Two stories about the fantastic gold cup:

http://news.bbc.co.uk/1/hi/entertainment/arts/3019034.stm
From the BBC website:

A rare gold cup from the Bronze Age has been secured for display by the British Museum.
It is only the second example of its type to come from the UK, with just five cups of this type known across the whole of Europe.
Found in Ringlemere, east Kent, in 2001, the cup has helped provide further evidence of the extensive trading networks that covered Europe during the Bronze Age.
It was "virtually reconstructed" using an endoscope, radiography and x-rays following scientific examination of the cup at the British Museum.
The artefact dates from between 1700 and 1500 BC - the same era as Stonehenge - and reveals a higher level of workmanship than was previously thought possible for this time.
A team of archaeologists has been working on the site where the cup was found, and discovered a previously unsuspected funeral site from the early Bronze Age.
This is how the cup is thought to have originally looked
However the assumption that the cup was dislodged by modern ploughing from a grave remains to be proven.
It was acquired for the museum through funding from the Heritage Lottery Fund, The National Art Collections Fund and Friends of the British Museum.
The Ringlemere Cup will be on display in the London museum's Round Reading Room from Thursday and will feature on BBC Two series Hidden Treasures, which is being shown in the autumn.

And the Guardian's
at http://education.guardian.co.uk/higher/news/story/0,9830,985303,00.html

British Museum's cup runs over

Maev Kennedy, arts and heritage correspondent
Thursday June 26, 2003
The Guardian

The Ringlemere Cup, a masterpiece of prehistoric gold found in a Kent field 18 months ago, has been bought by the British Museum for £270,000 and will be the star of a spectacular touring exhibition.
The cup is still crumpled, mangled by ploughing which had flattened the burial mound where it was hidden around 1600BC.
However, a 3D computer reconstruction has revealed its sensuous beauty.

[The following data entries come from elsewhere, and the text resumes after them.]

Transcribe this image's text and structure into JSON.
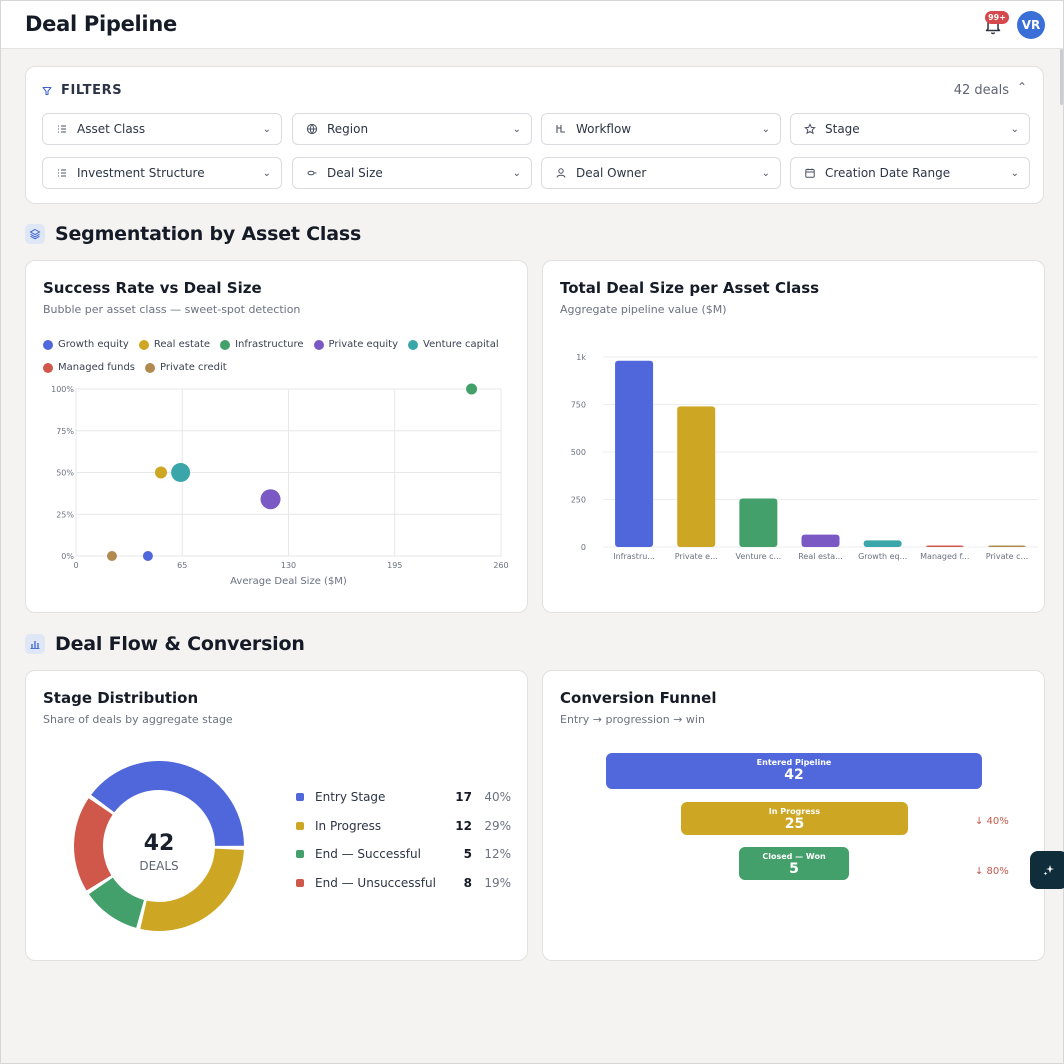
{
  "header": {
    "title": "Deal Pipeline",
    "notif_count": "99+",
    "avatar_initials": "VR"
  },
  "filters": {
    "title": "FILTERS",
    "count_label": "42 deals",
    "items": [
      {
        "label": "Asset Class",
        "icon": "list-icon"
      },
      {
        "label": "Region",
        "icon": "globe-icon"
      },
      {
        "label": "Workflow",
        "icon": "workflow-icon"
      },
      {
        "label": "Stage",
        "icon": "star-icon"
      },
      {
        "label": "Investment Structure",
        "icon": "list-icon"
      },
      {
        "label": "Deal Size",
        "icon": "size-icon"
      },
      {
        "label": "Deal Owner",
        "icon": "user-icon"
      },
      {
        "label": "Creation Date Range",
        "icon": "calendar-icon"
      }
    ]
  },
  "sections": {
    "segmentation": "Segmentation by Asset Class",
    "flow": "Deal Flow & Conversion"
  },
  "success_chart": {
    "title": "Success Rate vs Deal Size",
    "subtitle": "Bubble per asset class — sweet-spot detection",
    "xlabel": "Average Deal Size ($M)",
    "xticks": [
      "0",
      "65",
      "130",
      "195",
      "260"
    ],
    "yticks": [
      "0%",
      "25%",
      "50%",
      "75%",
      "100%"
    ]
  },
  "size_chart": {
    "title": "Total Deal Size per Asset Class",
    "subtitle": "Aggregate pipeline value ($M)",
    "yticks": [
      "0",
      "250",
      "500",
      "750",
      "1k"
    ]
  },
  "stage_dist": {
    "title": "Stage Distribution",
    "subtitle": "Share of deals by aggregate stage",
    "center_value": "42",
    "center_label": "DEALS",
    "rows": [
      {
        "label": "Entry Stage",
        "count": "17",
        "pct": "40%",
        "color": "#4f67db"
      },
      {
        "label": "In Progress",
        "count": "12",
        "pct": "29%",
        "color": "#cda624"
      },
      {
        "label": "End — Successful",
        "count": "5",
        "pct": "12%",
        "color": "#43a06b"
      },
      {
        "label": "End — Unsuccessful",
        "count": "8",
        "pct": "19%",
        "color": "#d0584b"
      }
    ]
  },
  "funnel": {
    "title": "Conversion Funnel",
    "subtitle": "Entry → progression → win",
    "stages": [
      {
        "label": "Entered Pipeline",
        "value": "42",
        "color": "#5068dc"
      },
      {
        "label": "In Progress",
        "value": "25",
        "color": "#cda624",
        "drop": "↓ 40%"
      },
      {
        "label": "Closed — Won",
        "value": "5",
        "color": "#43a06b",
        "drop": "↓ 80%"
      }
    ]
  },
  "chart_data": [
    {
      "type": "scatter",
      "title": "Success Rate vs Deal Size",
      "subtitle": "Bubble per asset class — sweet-spot detection",
      "xlabel": "Average Deal Size ($M)",
      "ylabel": "",
      "xlim": [
        0,
        260
      ],
      "ylim": [
        0,
        100
      ],
      "grid": true,
      "legend": "top",
      "series": [
        {
          "name": "Growth equity",
          "color": "#4f67db",
          "x": 44,
          "y": 0,
          "size": 10
        },
        {
          "name": "Real estate",
          "color": "#cda624",
          "x": 52,
          "y": 50,
          "size": 12
        },
        {
          "name": "Infrastructure",
          "color": "#43a06b",
          "x": 242,
          "y": 100,
          "size": 11
        },
        {
          "name": "Private equity",
          "color": "#7b59c4",
          "x": 119,
          "y": 34,
          "size": 20
        },
        {
          "name": "Venture capital",
          "color": "#3aa6a9",
          "x": 64,
          "y": 50,
          "size": 19
        },
        {
          "name": "Managed funds",
          "color": "#d0584b",
          "x": 0,
          "y": 0,
          "size": 0
        },
        {
          "name": "Private credit",
          "color": "#b08a4f",
          "x": 22,
          "y": 0,
          "size": 10
        }
      ]
    },
    {
      "type": "bar",
      "title": "Total Deal Size per Asset Class",
      "subtitle": "Aggregate pipeline value ($M)",
      "categories": [
        "Infrastru...",
        "Private e...",
        "Venture c...",
        "Real esta...",
        "Growth eq...",
        "Managed f...",
        "Private c..."
      ],
      "values": [
        980,
        740,
        255,
        65,
        35,
        5,
        3
      ],
      "colors": [
        "#4f67db",
        "#cda624",
        "#43a06b",
        "#7b59c4",
        "#3aa6a9",
        "#d0584b",
        "#b08a4f"
      ],
      "ylim": [
        0,
        1000
      ],
      "grid": true
    },
    {
      "type": "pie",
      "title": "Stage Distribution",
      "categories": [
        "Entry Stage",
        "In Progress",
        "End — Successful",
        "End — Unsuccessful"
      ],
      "values": [
        17,
        12,
        5,
        8
      ],
      "colors": [
        "#4f67db",
        "#cda624",
        "#43a06b",
        "#d0584b"
      ]
    }
  ]
}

It is taller and more shapely than the archaeologists assumed, with a narrow waist.
The Ringlemere Cup is one of only five such artefacts found in Europe. They are believed to have been intended for practical use, beaten from single sheets of gold. The cup was found in 2001 by Cliff Bradshaw, an amateur metal-detector enthusiast. He will share the money paid by the museum with the landowner.
The cup has been described as a find which rewrites history. Yesterday the British Museum's director, Neil MacGregor, described it as "a remarkable birthday present" for the museum's 250th anniversary.